La línea de la vida. Caracas: Fundarte, 1988
Cena
Gabriel Jiménez Emán (1950)
La mesa estaba preparada. Dentro de unos instantes comenzaría la cena. Sólo debían sentarse los invitados, que en cualquier momento llegarían.
Efectivamente poco después llegaron los invitados, y aquel par de enormes leones, agazapados debajo de la mesa, esperaron a que los invitados se sentaran para comenzar la gran cena.
Los dientes de Raquel y otros textos breves. Caracas: Monte Ávila, 1993.
Futuro imposible
Luis Barrera Linares (1951)
En secreto, el anciano hombrecillo siempre afincaba en el piso las puntas de los pies, brazos arriba entramados y móviles, como una bailarina en ascenso. Levantaba los talones hasta sentir dolor en los dedos aplastados por el peso del cuerpo. Hacia arriba, veía con anhelo la altura inalcanzable de las nubes.
Sus diminutos pies flotaban cual hojas de otoño dentro de los zapatos. La mirada diaria de su ropa mínima lo llevaba a recordar las pretéritas fiestas de muñecas de sus hermanas. Desde los tiempos de adolescencia, el talle ínfimo de la cintura lo había obligado a recortar los cinturones.

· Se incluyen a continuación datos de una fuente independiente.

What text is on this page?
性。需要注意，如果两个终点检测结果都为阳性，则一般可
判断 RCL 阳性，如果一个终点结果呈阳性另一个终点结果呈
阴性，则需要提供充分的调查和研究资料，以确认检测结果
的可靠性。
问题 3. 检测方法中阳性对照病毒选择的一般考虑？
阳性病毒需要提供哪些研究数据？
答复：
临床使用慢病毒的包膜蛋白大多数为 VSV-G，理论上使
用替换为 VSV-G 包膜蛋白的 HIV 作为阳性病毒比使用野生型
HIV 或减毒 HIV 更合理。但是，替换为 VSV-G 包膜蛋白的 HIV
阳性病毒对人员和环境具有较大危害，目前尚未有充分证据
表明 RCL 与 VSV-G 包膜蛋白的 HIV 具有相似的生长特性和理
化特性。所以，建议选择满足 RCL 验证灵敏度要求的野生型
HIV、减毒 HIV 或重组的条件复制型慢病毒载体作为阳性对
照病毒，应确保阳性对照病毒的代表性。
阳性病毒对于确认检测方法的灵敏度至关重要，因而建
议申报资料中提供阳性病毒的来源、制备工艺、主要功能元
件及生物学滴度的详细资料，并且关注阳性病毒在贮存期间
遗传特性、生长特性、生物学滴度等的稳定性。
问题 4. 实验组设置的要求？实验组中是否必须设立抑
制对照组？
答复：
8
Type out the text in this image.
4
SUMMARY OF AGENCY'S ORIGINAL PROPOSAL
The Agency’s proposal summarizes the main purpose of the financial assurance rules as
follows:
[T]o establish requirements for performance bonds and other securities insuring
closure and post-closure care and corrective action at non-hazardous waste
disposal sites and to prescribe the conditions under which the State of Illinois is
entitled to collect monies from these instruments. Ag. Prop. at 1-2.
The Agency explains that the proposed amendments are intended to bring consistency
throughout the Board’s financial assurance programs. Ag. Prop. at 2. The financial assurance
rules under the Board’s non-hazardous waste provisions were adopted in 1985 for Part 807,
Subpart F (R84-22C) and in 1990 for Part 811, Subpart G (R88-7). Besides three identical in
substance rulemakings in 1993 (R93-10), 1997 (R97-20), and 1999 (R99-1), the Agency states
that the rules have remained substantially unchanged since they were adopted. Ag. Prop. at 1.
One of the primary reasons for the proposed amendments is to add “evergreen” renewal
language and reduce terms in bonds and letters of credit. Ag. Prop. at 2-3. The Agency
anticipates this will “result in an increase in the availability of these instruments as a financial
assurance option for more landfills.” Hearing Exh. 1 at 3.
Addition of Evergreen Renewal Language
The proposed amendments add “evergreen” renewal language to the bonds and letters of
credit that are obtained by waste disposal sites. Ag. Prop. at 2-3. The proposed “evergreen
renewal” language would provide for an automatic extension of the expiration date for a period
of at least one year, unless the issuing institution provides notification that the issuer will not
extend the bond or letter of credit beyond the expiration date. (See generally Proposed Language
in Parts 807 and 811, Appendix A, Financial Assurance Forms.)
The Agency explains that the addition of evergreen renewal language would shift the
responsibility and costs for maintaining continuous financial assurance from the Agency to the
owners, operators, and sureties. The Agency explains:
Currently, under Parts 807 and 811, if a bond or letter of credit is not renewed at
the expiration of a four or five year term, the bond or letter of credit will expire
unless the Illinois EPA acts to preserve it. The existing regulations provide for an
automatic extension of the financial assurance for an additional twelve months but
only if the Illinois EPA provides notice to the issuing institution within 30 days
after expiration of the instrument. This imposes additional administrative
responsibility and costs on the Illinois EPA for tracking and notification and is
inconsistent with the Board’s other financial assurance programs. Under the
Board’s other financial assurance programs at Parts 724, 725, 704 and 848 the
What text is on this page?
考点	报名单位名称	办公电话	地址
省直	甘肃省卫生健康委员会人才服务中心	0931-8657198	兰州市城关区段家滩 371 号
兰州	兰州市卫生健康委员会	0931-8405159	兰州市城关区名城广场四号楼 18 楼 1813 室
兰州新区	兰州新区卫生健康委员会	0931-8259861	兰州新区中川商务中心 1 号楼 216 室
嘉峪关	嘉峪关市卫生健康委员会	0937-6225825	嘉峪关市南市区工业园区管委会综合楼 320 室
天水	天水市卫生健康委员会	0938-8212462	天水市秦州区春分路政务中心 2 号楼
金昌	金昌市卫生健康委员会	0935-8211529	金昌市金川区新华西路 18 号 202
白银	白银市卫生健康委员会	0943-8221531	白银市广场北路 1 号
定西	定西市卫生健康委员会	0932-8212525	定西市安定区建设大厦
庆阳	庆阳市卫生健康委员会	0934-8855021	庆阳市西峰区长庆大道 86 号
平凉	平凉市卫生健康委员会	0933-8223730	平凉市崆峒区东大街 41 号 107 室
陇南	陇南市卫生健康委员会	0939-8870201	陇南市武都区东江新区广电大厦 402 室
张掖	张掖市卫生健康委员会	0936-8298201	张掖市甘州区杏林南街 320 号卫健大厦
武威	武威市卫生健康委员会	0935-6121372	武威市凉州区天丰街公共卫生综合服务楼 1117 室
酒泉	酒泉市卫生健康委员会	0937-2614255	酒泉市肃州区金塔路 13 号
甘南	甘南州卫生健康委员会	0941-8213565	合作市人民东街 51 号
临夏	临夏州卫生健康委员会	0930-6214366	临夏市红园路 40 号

No obstante, lo que más lo atormentaba era tener que maldecir a la genética. Principalmente desde que su hijo de siete años y un metro cincuenta de estatura le había hecho la pregunta inocente y cariñosa, a sabiendas de que su condición de enano no le había permitido responderla:
—Papá, ¿y a ti qué te gustaría ser cuando seas grande?